- To stawia wszystko w perspektywie, w której widzisz wszystko to, co dzieje się w ostatnich dniach, podczas których liczba ofiar wciąż wzrasta - mówi Martin Atkinson cytowany przez "The Sun".
- W konsternacje wprawiał nas VAR, gdy mogliśmy mieć lub nie mieć racji. Teraz patrzymy na to i myślimy: ludzie umierają na wirusa, a my nie mamy nad tym żadnej kontroli. To stawia futbol w pozycji... Zdecydowanie nie jest on sprawą życia i śmierci - kontynuuje arbiter.
Atkinson na co dzień sędziuje spotkania angielskiej Premier League, a także Ligi Mistrzów. Teraz jednak to nie piłka nożna zaprząta jego głowę. Bliscy Anglika bowiem na co dzień pracują w placówkach służby zdrowia, tocząc walkę z koronawirusem na pierwszej linii frontu.

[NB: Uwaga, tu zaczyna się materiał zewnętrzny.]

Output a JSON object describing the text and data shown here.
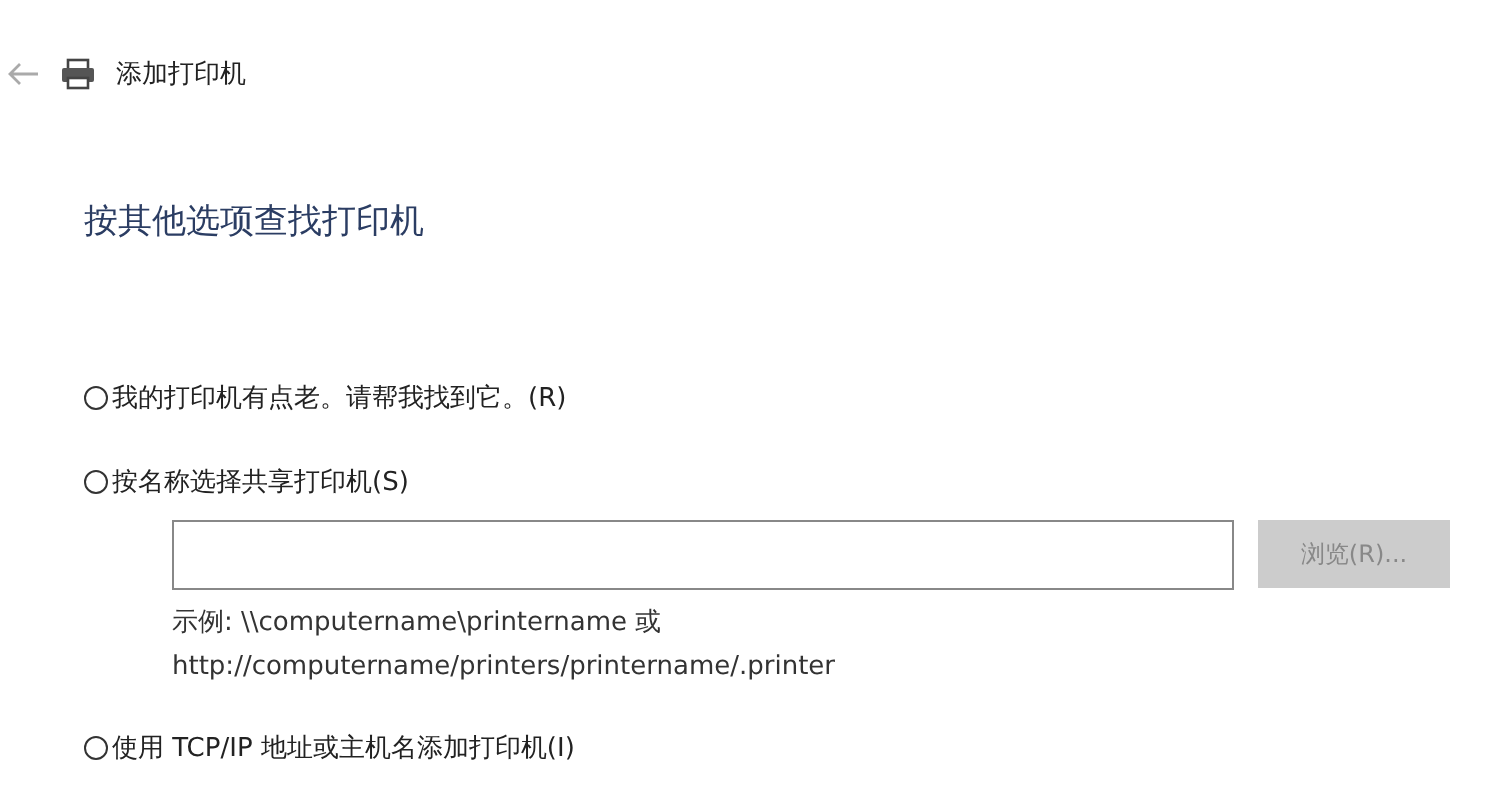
{
  "window": {
    "title": "添加打印机"
  },
  "heading": "按其他选项查找打印机",
  "options": [
    {
      "label": "我的打印机有点老。请帮我找到它。(R)",
      "selected": false
    },
    {
      "label": "按名称选择共享打印机(S)",
      "selected": false,
      "share_field": {
        "browse_button": {
          "label": "浏览(R)...",
          "disabled": true
        },
        "example_lines": [
          "示例: \\\\computername\\printername 或",
          "http://computername/printers/printername/.printer"
        ]
      }
    },
    {
      "label": "使用 TCP/IP 地址或主机名添加打印机(I)",
      "selected": false
    }
  ]
}
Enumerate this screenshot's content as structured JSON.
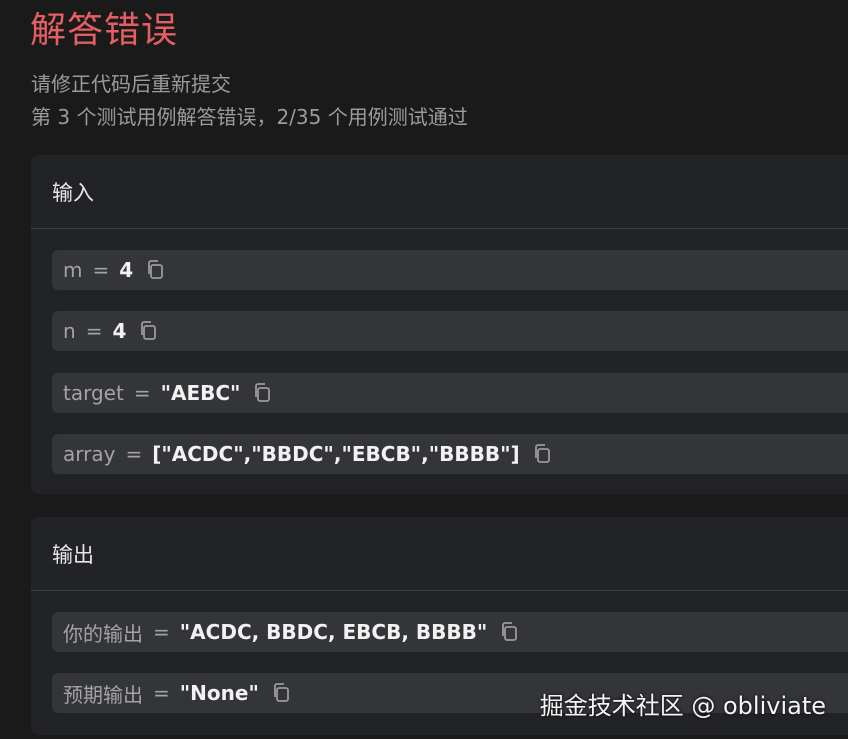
{
  "result": {
    "title": "解答错误",
    "hint": "请修正代码后重新提交",
    "summary": "第 3 个测试用例解答错误，2/35 个用例测试通过"
  },
  "input_panel": {
    "header": "输入",
    "rows": [
      {
        "name": "m",
        "value": "4"
      },
      {
        "name": "n",
        "value": "4"
      },
      {
        "name": "target",
        "value": "\"AEBC\""
      },
      {
        "name": "array",
        "value": "[\"ACDC\",\"BBDC\",\"EBCB\",\"BBBB\"]"
      }
    ]
  },
  "output_panel": {
    "header": "输出",
    "rows": [
      {
        "name": "你的输出",
        "value": "\"ACDC, BBDC, EBCB, BBBB\""
      },
      {
        "name": "预期输出",
        "value": "\"None\""
      }
    ]
  },
  "equals_sign": "=",
  "watermark": "掘金技术社区 @ obliviate",
  "colors": {
    "error_title": "#e35f62",
    "panel_bg": "#222326",
    "row_bg": "#333539",
    "page_bg": "#1a1a1a"
  },
  "icons": {
    "copy": "copy-icon"
  }
}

- Moja żona pracuje w szpitalu St James's w Leeds na oddziale położniczym opiekując się dziećmi, które opuściły intensywną terapię. Mój brat natomiast jest pielęgniarzem w Halifax i wykonuje wiele prac społecznych. Świadomość powagi sytuacji jest zatem ogromna - tłumaczy Atkinson.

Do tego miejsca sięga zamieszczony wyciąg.